Consequently, key hedge funds were breaking ground themselves. Cavalry Asset Management, managed by John Hurley, established the largest position in DISH Network Corp. (NASDAQ:DISH). Cavalry Asset Management had $15.9 million invested in the company at the end of the quarter. Jason Mudrick’s Mudrick Capital Management also made a $7 million investment in the stock during the quarter. The other funds with brand new DISH positions are Sander Gerber’s Hudson Bay Capital Management, Greg Eisner’s Engineers Gate Manager, and Nick Thakore’s Diametric Capital.
Let’s also examine hedge fund activity in other stocks similar to DISH Network Corp. (NASDAQ:DISH). We will take a look at POSCO (NYSE:PKX), Vipshop Holdings Limited (NYSE:VIPS), Burlington Stores Inc (NYSE:BURL), and Liberty Global plc (NASDAQ:LBTYA). This group of stocks’ market caps resemble DISH’s market cap.
Ticker | No of HFs with positions | Total Value of HF Positions (x1000) | Change in HF Position |
---|---|---|---|
PKX | 11 | 40514 | 1 |
VIPS | 30 | 553863 | 3 |
BURL | 40 | 937584 | 4 |
LBTYA | 30 | 812772 | 3 |
Average | 27.75 | 586183 | 2.75 |
View table here if you experience formatting issues.
As you can see these stocks had an average of 27.75 hedge funds with bullish positions and the average amount invested in these stocks was $586 million. That figure was $863 million in DISH’s case. Burlington Stores Inc (NYSE:BURL) is the most popular stock in this table. On the other hand POSCO (NYSE:PKX) is the least popular one with only 11 bullish hedge fund positions. Compared to these stocks DISH Network Corp. (NASDAQ:DISH) is more popular among hedge funds.
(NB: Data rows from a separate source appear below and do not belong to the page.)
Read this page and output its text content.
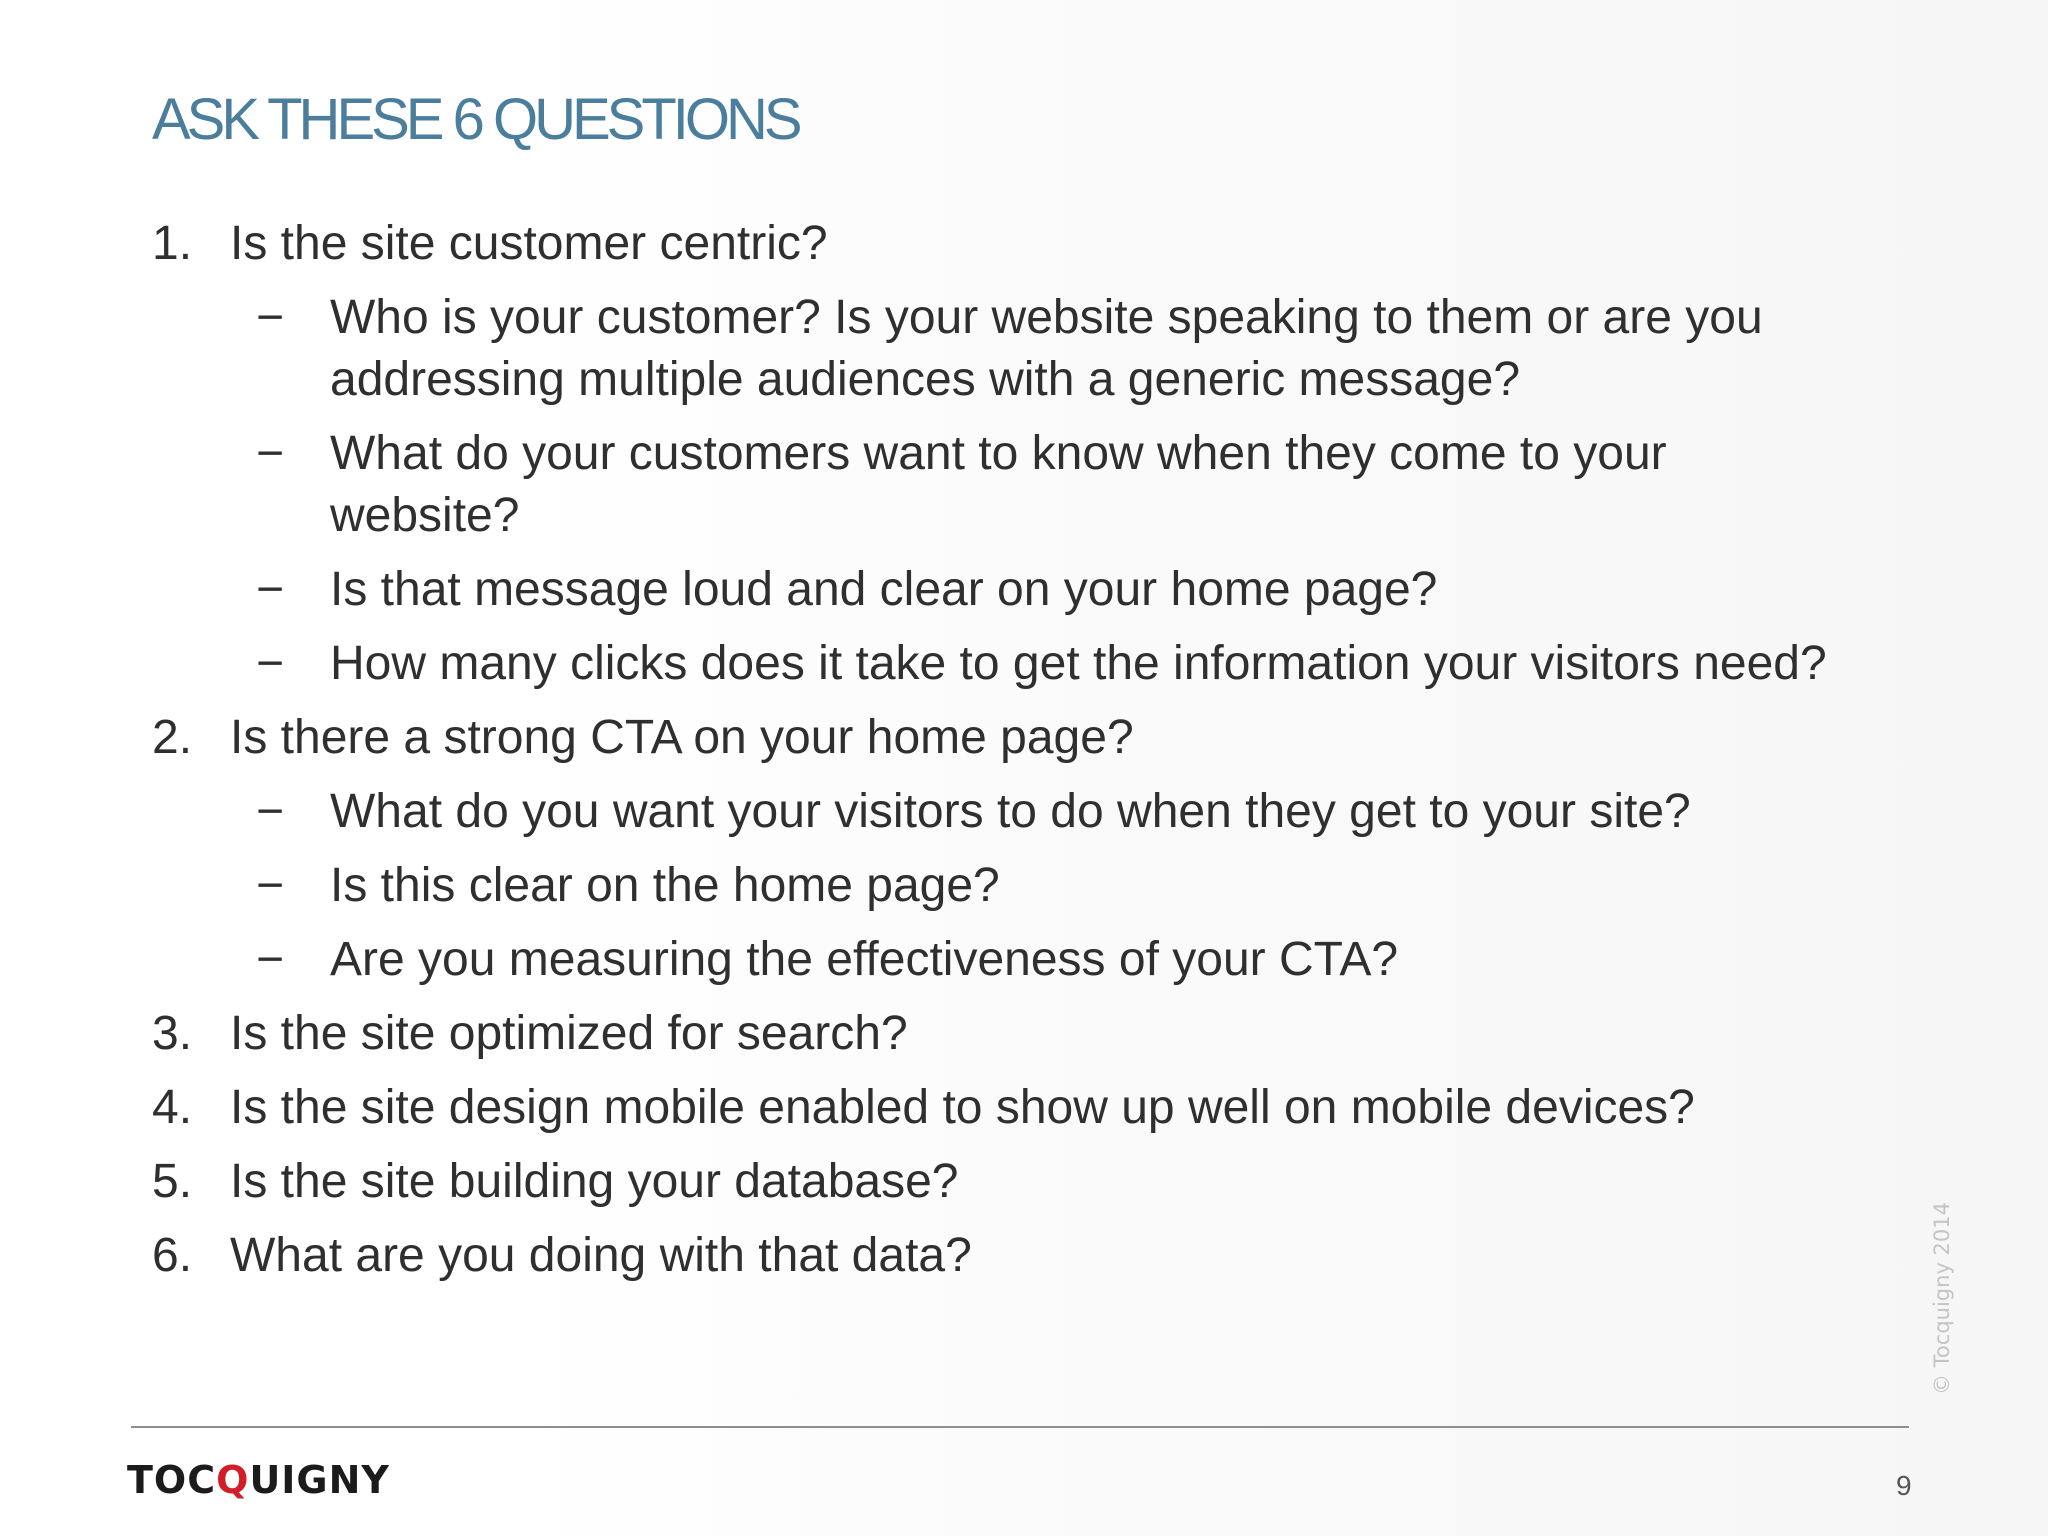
ASK THESE 6 QUESTIONS
1. Is the site customer centric?
− Who is your customer? Is your website speaking to them or are you addressing multiple audiences with a generic message?
− What do your customers want to know when they come to your website?
− Is that message loud and clear on your home page?
− How many clicks does it take to get the information your visitors need?
2. Is there a strong CTA on your home page?
− What do you want your visitors to do when they get to your site?
− Is this clear on the home page?
− Are you measuring the effectiveness of your CTA?
3. Is the site optimized for search?
4. Is the site design mobile enabled to show up well on mobile devices?
5. Is the site building your database?
6. What are you doing with that data?	© Tocquigny 2014
TOCQUIGNY	9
Our calculations showed that top 10 most popular stocks among hedge funds returned 41.4% in 2019 and outperformed the S&P 500 ETF (SPY) by 10.1 percentage points. These stocks returned 12.3% in 2020 through June 30th but still managed to beat the market by 15.5 percentage points. Hedge funds were also right about betting on DISH as the stock returned 72.6% in Q2 and outperformed the market by an even larger margin. Hedge funds were clearly right about piling into this stock relative to other stocks with similar market capitalizations.